Jennifer Hamilton is a Dr. Who fan and an applied statistician who loves to talk about evaluation methodology. She is fun at parties. Dr. Hamilton has been working in the field of evaluation since 1996, and has conducted evaluations with federal government programs; state, county, and city agencies and organizations; and foundations and nonprofits.
You can email Jennifer Hamilton at email@example.com
My company (the Rockville Institute) was hired to conduct a 5 year evaluation of a national program that supports schools in high-poverty neighborhoods improve the health of students and staff. Schools monitor their progress using the Center for Disease Control and Prevention’s (CDC) School Health Index.
The program had recently developed an on-line model of support, to supplement their traditional on-site support model, but wasn’t sure if they should take it to scale. They wanted to base their decision on evaluation results. Therefore, we proposed a rigorous randomized study comparing these two different types of support.
The problem was, two years in, the program’s revenue was shrinking and they had to start using the on-line support program, because it was more cost effective. They could not wait for the results of the evaluation to make their decision. In short, the program did not need us anymore.
We knew their decision was made, but we hoped that the study results could still be useful to other programs. We needed to make some changes so that it would be relevant to a broader audience. We had two groups – less and more intensive support. If we could expand this, by adding a no-support arm, and an even more intensive arm, the results could be relevant to all kinds of programs. So we developed a continuum of support intensity, from no support (new arm), low support (on-line model), moderate support (on-site support) and a new high intensity model of on-site support (new arm).
But where were we going to find these extra schools?
We knew that schools implementing the program were only a small portion of the universe of schools completing the CDC instrument.

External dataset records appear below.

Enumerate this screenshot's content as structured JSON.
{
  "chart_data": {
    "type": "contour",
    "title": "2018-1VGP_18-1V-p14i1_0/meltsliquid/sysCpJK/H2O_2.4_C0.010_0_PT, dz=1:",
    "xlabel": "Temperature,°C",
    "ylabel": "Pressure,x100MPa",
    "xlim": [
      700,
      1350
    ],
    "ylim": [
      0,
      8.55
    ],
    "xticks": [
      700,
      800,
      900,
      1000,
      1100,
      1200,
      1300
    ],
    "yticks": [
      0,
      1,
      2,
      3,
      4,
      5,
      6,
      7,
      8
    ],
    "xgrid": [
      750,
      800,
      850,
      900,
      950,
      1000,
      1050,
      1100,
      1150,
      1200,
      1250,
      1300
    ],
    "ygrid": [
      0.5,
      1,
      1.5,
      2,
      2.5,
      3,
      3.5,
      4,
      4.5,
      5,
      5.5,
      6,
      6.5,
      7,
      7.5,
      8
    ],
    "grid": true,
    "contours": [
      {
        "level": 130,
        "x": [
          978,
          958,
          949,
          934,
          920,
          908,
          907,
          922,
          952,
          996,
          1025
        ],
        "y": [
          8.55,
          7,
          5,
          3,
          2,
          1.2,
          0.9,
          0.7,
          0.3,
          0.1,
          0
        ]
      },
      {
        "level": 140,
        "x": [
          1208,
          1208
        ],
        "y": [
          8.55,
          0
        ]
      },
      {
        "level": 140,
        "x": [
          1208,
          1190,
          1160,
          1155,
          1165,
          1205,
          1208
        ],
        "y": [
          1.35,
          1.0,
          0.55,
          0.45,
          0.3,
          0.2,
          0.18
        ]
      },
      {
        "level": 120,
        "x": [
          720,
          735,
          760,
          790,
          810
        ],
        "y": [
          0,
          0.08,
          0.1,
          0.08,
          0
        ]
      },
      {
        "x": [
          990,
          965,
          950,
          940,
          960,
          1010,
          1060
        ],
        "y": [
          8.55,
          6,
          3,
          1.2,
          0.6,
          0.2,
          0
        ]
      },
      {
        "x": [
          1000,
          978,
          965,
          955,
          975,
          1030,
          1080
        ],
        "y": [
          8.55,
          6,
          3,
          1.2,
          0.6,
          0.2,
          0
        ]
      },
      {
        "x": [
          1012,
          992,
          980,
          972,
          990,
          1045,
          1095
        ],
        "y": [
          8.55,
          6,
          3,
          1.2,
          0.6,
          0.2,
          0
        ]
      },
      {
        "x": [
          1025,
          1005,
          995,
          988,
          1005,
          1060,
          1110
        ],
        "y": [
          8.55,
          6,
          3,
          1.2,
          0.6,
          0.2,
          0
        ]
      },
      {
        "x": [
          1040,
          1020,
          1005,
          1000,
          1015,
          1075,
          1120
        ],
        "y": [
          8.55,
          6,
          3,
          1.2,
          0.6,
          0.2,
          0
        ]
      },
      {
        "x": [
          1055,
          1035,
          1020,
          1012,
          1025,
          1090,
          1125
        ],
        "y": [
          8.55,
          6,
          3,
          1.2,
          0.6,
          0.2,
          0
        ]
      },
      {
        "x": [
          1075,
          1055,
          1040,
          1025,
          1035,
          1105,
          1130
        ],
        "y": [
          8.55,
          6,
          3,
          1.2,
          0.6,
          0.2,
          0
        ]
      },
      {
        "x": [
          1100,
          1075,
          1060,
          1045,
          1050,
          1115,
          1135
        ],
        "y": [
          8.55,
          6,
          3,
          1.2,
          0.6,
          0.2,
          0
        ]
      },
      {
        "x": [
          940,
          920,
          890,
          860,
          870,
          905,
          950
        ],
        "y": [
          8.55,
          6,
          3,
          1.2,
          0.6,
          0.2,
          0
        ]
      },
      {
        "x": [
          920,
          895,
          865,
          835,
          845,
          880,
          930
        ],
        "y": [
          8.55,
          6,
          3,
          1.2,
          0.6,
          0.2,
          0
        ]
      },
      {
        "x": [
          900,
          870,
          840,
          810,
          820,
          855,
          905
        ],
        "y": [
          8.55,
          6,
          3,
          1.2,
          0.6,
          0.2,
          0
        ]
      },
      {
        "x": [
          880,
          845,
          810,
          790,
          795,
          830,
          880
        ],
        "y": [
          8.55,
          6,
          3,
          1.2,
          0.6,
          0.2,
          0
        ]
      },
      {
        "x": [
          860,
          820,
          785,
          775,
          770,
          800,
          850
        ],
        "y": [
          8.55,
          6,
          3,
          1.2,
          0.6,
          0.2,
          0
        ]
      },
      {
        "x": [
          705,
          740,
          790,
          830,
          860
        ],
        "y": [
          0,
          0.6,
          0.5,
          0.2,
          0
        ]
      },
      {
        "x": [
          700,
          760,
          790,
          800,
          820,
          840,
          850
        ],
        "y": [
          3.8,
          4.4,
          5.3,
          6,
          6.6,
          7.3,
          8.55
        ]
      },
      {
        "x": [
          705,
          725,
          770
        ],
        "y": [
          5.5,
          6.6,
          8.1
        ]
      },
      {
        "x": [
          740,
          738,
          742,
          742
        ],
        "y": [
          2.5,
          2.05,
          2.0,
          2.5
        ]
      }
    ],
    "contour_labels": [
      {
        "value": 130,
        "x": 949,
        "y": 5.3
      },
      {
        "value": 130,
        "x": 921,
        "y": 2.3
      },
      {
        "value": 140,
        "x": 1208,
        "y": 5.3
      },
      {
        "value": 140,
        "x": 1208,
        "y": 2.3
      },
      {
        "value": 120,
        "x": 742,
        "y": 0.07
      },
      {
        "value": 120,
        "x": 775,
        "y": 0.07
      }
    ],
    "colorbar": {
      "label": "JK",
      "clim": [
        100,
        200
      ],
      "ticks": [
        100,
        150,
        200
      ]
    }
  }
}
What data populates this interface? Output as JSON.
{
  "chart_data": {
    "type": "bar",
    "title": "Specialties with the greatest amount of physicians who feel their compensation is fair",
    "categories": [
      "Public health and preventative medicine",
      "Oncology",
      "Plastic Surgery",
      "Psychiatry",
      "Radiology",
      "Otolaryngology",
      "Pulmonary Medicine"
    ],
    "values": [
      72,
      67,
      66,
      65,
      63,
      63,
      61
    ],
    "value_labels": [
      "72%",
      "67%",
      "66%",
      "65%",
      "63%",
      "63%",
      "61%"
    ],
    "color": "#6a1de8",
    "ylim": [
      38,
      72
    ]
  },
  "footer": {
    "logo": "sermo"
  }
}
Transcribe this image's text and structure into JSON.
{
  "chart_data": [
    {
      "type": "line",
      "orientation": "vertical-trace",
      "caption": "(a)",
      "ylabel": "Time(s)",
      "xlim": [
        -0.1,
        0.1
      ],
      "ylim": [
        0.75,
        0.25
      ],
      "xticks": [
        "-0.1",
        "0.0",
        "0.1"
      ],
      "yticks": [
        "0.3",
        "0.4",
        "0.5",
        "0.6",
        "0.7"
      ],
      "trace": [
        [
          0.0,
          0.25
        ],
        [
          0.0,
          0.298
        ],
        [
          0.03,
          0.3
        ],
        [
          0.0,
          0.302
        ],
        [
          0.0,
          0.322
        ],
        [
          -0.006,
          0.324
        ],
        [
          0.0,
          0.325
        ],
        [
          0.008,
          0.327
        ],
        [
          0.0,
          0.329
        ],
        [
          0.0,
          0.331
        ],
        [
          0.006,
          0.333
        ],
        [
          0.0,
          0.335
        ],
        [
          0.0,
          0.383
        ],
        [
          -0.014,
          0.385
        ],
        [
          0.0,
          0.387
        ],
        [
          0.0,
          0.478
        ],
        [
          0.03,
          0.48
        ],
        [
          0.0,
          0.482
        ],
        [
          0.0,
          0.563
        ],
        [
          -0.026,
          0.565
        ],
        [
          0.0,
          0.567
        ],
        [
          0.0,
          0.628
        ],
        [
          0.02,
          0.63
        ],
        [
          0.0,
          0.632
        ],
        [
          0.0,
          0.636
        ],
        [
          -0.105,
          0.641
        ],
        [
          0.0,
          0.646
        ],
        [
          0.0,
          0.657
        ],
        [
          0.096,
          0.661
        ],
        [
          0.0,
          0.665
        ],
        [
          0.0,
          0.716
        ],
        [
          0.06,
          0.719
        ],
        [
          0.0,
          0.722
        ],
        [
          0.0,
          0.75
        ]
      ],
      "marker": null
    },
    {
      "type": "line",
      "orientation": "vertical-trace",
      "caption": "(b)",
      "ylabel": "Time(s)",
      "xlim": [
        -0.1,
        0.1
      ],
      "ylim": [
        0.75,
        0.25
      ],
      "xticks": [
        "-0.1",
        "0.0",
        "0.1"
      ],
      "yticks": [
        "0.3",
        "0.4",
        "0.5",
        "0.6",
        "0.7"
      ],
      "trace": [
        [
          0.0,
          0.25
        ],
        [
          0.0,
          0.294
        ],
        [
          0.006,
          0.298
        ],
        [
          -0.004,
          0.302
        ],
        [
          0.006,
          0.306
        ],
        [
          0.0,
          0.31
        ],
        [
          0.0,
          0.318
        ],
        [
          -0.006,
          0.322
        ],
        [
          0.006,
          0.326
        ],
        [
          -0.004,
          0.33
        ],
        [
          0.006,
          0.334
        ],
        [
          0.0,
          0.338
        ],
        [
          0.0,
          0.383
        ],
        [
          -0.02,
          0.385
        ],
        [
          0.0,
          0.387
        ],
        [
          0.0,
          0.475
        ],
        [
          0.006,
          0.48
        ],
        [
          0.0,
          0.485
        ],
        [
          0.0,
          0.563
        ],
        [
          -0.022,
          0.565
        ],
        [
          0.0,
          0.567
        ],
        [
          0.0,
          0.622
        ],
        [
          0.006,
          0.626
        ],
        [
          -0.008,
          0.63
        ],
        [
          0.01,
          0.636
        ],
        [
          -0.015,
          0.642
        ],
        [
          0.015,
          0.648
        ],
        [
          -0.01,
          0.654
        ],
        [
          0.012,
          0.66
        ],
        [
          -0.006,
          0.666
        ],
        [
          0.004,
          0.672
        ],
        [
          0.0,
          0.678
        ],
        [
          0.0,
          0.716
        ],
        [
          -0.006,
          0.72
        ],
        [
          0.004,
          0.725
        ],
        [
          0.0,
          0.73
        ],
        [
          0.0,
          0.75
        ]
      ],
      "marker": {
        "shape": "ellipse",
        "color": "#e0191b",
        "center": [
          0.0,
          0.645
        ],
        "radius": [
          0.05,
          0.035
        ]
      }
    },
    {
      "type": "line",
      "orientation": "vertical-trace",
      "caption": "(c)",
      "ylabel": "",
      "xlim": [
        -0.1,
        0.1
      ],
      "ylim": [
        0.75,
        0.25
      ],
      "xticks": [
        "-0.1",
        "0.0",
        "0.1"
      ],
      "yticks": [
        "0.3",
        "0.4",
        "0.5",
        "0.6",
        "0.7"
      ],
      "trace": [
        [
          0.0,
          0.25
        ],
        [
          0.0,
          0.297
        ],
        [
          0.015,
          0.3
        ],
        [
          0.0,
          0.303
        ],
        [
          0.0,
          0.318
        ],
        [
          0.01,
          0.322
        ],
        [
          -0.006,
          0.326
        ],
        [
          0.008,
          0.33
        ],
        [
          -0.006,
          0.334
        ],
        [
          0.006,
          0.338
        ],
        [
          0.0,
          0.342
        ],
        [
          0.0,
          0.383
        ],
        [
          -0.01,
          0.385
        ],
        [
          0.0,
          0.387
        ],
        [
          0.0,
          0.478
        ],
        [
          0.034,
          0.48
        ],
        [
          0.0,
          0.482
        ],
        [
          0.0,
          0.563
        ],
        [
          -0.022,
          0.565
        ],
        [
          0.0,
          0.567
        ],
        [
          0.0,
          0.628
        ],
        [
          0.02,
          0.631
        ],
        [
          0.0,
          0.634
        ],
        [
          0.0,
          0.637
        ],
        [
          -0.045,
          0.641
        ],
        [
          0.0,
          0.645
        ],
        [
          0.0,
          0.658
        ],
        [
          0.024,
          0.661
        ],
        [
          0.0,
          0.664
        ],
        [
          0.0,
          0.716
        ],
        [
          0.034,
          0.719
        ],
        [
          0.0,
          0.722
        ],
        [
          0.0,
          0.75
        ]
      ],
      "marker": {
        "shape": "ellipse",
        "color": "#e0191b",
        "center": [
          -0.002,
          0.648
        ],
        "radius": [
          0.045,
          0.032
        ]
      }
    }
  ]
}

The CDC could therefore provide outcome data for matched schools not participating in the program.
We also knew that another study of the program was being conducted and was using the same outcome as us. The support was provided in person by program manages with lower caseloads and more time onsite than the moderate support group(M2) from the original design. The other research group could provide outcome data for matched schools receiving a more intensive version of support
But What About the Methodology?
The question is how to add these new groups while retaining the rigor of the original design. While our original schools were randomized into groups, the new schools can only be matched to the randomized pairs. So we are mixing a quasi-experimental design (QED) into an RCT. What does this mean, practically speaking? Well, we have to think about all the possible comparisons.
The original L1/M2 comparison is unchanged and maintains the highest level of internal reliability – because both groups of schools were randomly assigned. All of the other possible contrasts are still internally reliable, although to a slightly lesser the extent – because they now involved matched schools instead of randomly assigned schools.
Implications for Evaluators
This study illustrates a common danger of longitudinal designs - they just takes too long in the policy world and programs are typically in flux. But the funder supported efforts to expand the focus beyond the specific program to one that would have broader applicability. This resulted in a hybrid design that still maintained sufficient rigor to respond to broad policy questions. Flexibility in the evaluation can still save an RCT, and this mixed QED-RCT design can help!